On average, this translated into 2 ministers from each of those regions (i.e. a regional minister and one other). The trend did not change in deputy ministerial appointments or members of boards.
His second term was even worse. It is therefore, intriguing that in those days that Prof. Adei was in active academic work, he did not find this in his analysis, or at least he did not see it as a problem. This selectivity in the discourse leaves much to be desired.
Secondly, why did Prof. Adei choose a forum in Kumasi to make such statements with potential for ethnic polarization? Was it a deliberate attempt to whip ethnic sentiments of people in the Ashanti Region against those from the north or vain attempt to make the president unpopular?
Certainly, just as the statistics did not support the impression he sought to create, the chosen venue further exposes the mischief in his assertion.
It is also worth noting that the three regions in the north appear to have the most varied combinations of different ethnic groups. If that is also a relevant factor to consider, then I rather deem as mean the representation of these ethnic groups in government. The only criteria upon which the argument of Prof. Adei would appear reasonable is population size. The three regions in the north are said to have about 17% of the country’s population.
However, this excludes indigenes of the north who have migrated and settled in other regions, which we all know is a significant proportion. Even that, the population of the Northern region, in particular, is often thought to be underestimated (a topic for another discussion).

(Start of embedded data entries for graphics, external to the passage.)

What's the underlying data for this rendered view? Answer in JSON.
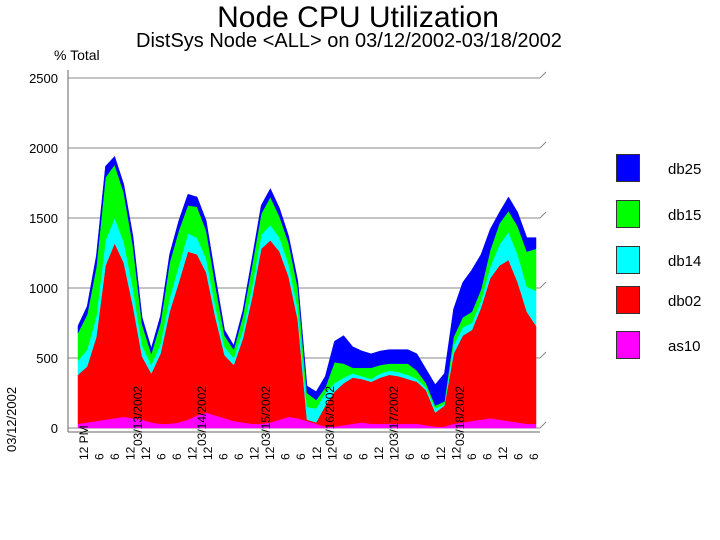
{
  "title": "Node CPU Utilization",
  "subtitle": "DistSys Node <ALL> on 03/12/2002-03/18/2002",
  "chart_data": {
    "type": "area",
    "stacked": true,
    "ylabel": "% Total",
    "ylim": [
      0,
      2500
    ],
    "yticks": [
      0,
      500,
      1000,
      1500,
      2000,
      2500
    ],
    "grid": true,
    "legend_placement": "right",
    "date_label": "03/12/2002",
    "x_tick_labels": [
      "12 PM",
      "6",
      "6",
      "12",
      "12",
      "6",
      "6",
      "12",
      "12",
      "6",
      "6",
      "12",
      "12",
      "6",
      "6",
      "12",
      "12",
      "6",
      "6",
      "12",
      "12",
      "6",
      "6",
      "12",
      "12",
      "6",
      "6",
      "12",
      "6",
      "6"
    ],
    "x_tick_labels_partial": [
      "03/13/2002",
      "03/14/2002",
      "03/15/2002",
      "03/16/2002",
      "03/17/2002",
      "03/18/2002"
    ],
    "x": [
      0,
      2,
      4,
      6,
      8,
      10,
      12,
      14,
      16,
      18,
      20,
      22,
      24,
      26,
      28,
      30,
      32,
      34,
      36,
      38,
      40,
      42,
      44,
      46,
      48,
      50,
      52,
      54,
      56,
      58,
      60,
      62,
      64,
      66,
      68,
      70,
      72,
      74,
      76,
      78,
      80,
      82,
      84,
      86,
      88,
      90,
      92,
      94,
      96,
      98,
      100
    ],
    "series": [
      {
        "name": "as10",
        "color": "#ff00ff",
        "values": [
          30,
          40,
          50,
          60,
          70,
          80,
          70,
          60,
          40,
          30,
          30,
          40,
          60,
          90,
          110,
          90,
          70,
          50,
          40,
          30,
          30,
          40,
          60,
          80,
          70,
          50,
          30,
          10,
          10,
          20,
          30,
          40,
          30,
          30,
          30,
          30,
          30,
          30,
          20,
          10,
          10,
          30,
          40,
          50,
          60,
          70,
          60,
          50,
          40,
          30,
          30
        ]
      },
      {
        "name": "db02",
        "color": "#ff0000",
        "values": [
          350,
          400,
          600,
          1100,
          1250,
          1100,
          800,
          450,
          350,
          500,
          800,
          1000,
          1200,
          1150,
          1000,
          700,
          450,
          400,
          600,
          900,
          1250,
          1300,
          1200,
          1000,
          700,
          10,
          10,
          150,
          250,
          300,
          330,
          310,
          300,
          330,
          350,
          340,
          320,
          300,
          250,
          100,
          150,
          500,
          620,
          650,
          800,
          1000,
          1100,
          1150,
          1000,
          800,
          700
        ]
      },
      {
        "name": "db14",
        "color": "#00ffff",
        "values": [
          100,
          120,
          150,
          180,
          180,
          150,
          130,
          80,
          60,
          70,
          100,
          120,
          130,
          120,
          100,
          80,
          60,
          50,
          60,
          80,
          100,
          110,
          100,
          90,
          80,
          90,
          100,
          90,
          60,
          40,
          30,
          20,
          20,
          30,
          30,
          30,
          30,
          20,
          20,
          30,
          10,
          60,
          60,
          50,
          50,
          80,
          150,
          200,
          200,
          180,
          250
        ]
      },
      {
        "name": "db15",
        "color": "#00ff00",
        "values": [
          200,
          250,
          350,
          450,
          380,
          350,
          300,
          150,
          80,
          150,
          250,
          250,
          200,
          220,
          200,
          150,
          80,
          60,
          100,
          150,
          150,
          200,
          150,
          150,
          150,
          100,
          60,
          40,
          150,
          100,
          40,
          60,
          80,
          60,
          50,
          60,
          80,
          60,
          30,
          20,
          20,
          60,
          70,
          80,
          80,
          120,
          150,
          150,
          200,
          250,
          300
        ]
      },
      {
        "name": "db25",
        "color": "#0000ff",
        "values": [
          50,
          60,
          80,
          80,
          60,
          60,
          70,
          50,
          40,
          50,
          60,
          70,
          80,
          70,
          70,
          60,
          40,
          30,
          40,
          50,
          60,
          60,
          60,
          50,
          50,
          50,
          60,
          80,
          150,
          200,
          150,
          120,
          100,
          100,
          100,
          100,
          100,
          120,
          100,
          150,
          200,
          200,
          250,
          300,
          250,
          150,
          80,
          100,
          100,
          100,
          80
        ]
      }
    ]
  },
  "legend_order": [
    "db25",
    "db15",
    "db14",
    "db02",
    "as10"
  ]
}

Nevertheless, population size alone appears to be the least important ingredient for regional balance per the constitutional requirement. So on what basis did Prof. Adei think that 25% for three regions (if indeed it is the case) is too much? Is it not time we stop paying lip service to the north and also see people from there as Ghanaians?
Whilst Prof. Adei’s arguments are clearly without legal or scientific basis, it echoes a deep-seated level of deprivation some people think should continue to be meted out to the people in northern Ghana.
For the sake of space, I make only two examples here. In the current government’s policy of converting polytechnics into technical universities, all the polytechnics in northern Ghana were not considered for an immediate upgrade on the pretext that they were not sufficiently developed.
Is it fair for past governments to fail to develop the institutions in the north and then turn around to use it as criteria to exclude them from further development? Similar arguments have been used to deprive the north of many development initiatives and opportunities.
Now Prof. Adei is further suggesting that the people from the north should be excluded from serving the nation in public service even if they qualify? I humbly advise him to keep quiet when he has no new or meaningful research finding to share with Ghanaians, rather than mischievously jumping at anything in pursuit of remaining relevant.
While I remain your admirer, Prof., you got it wrong, come again.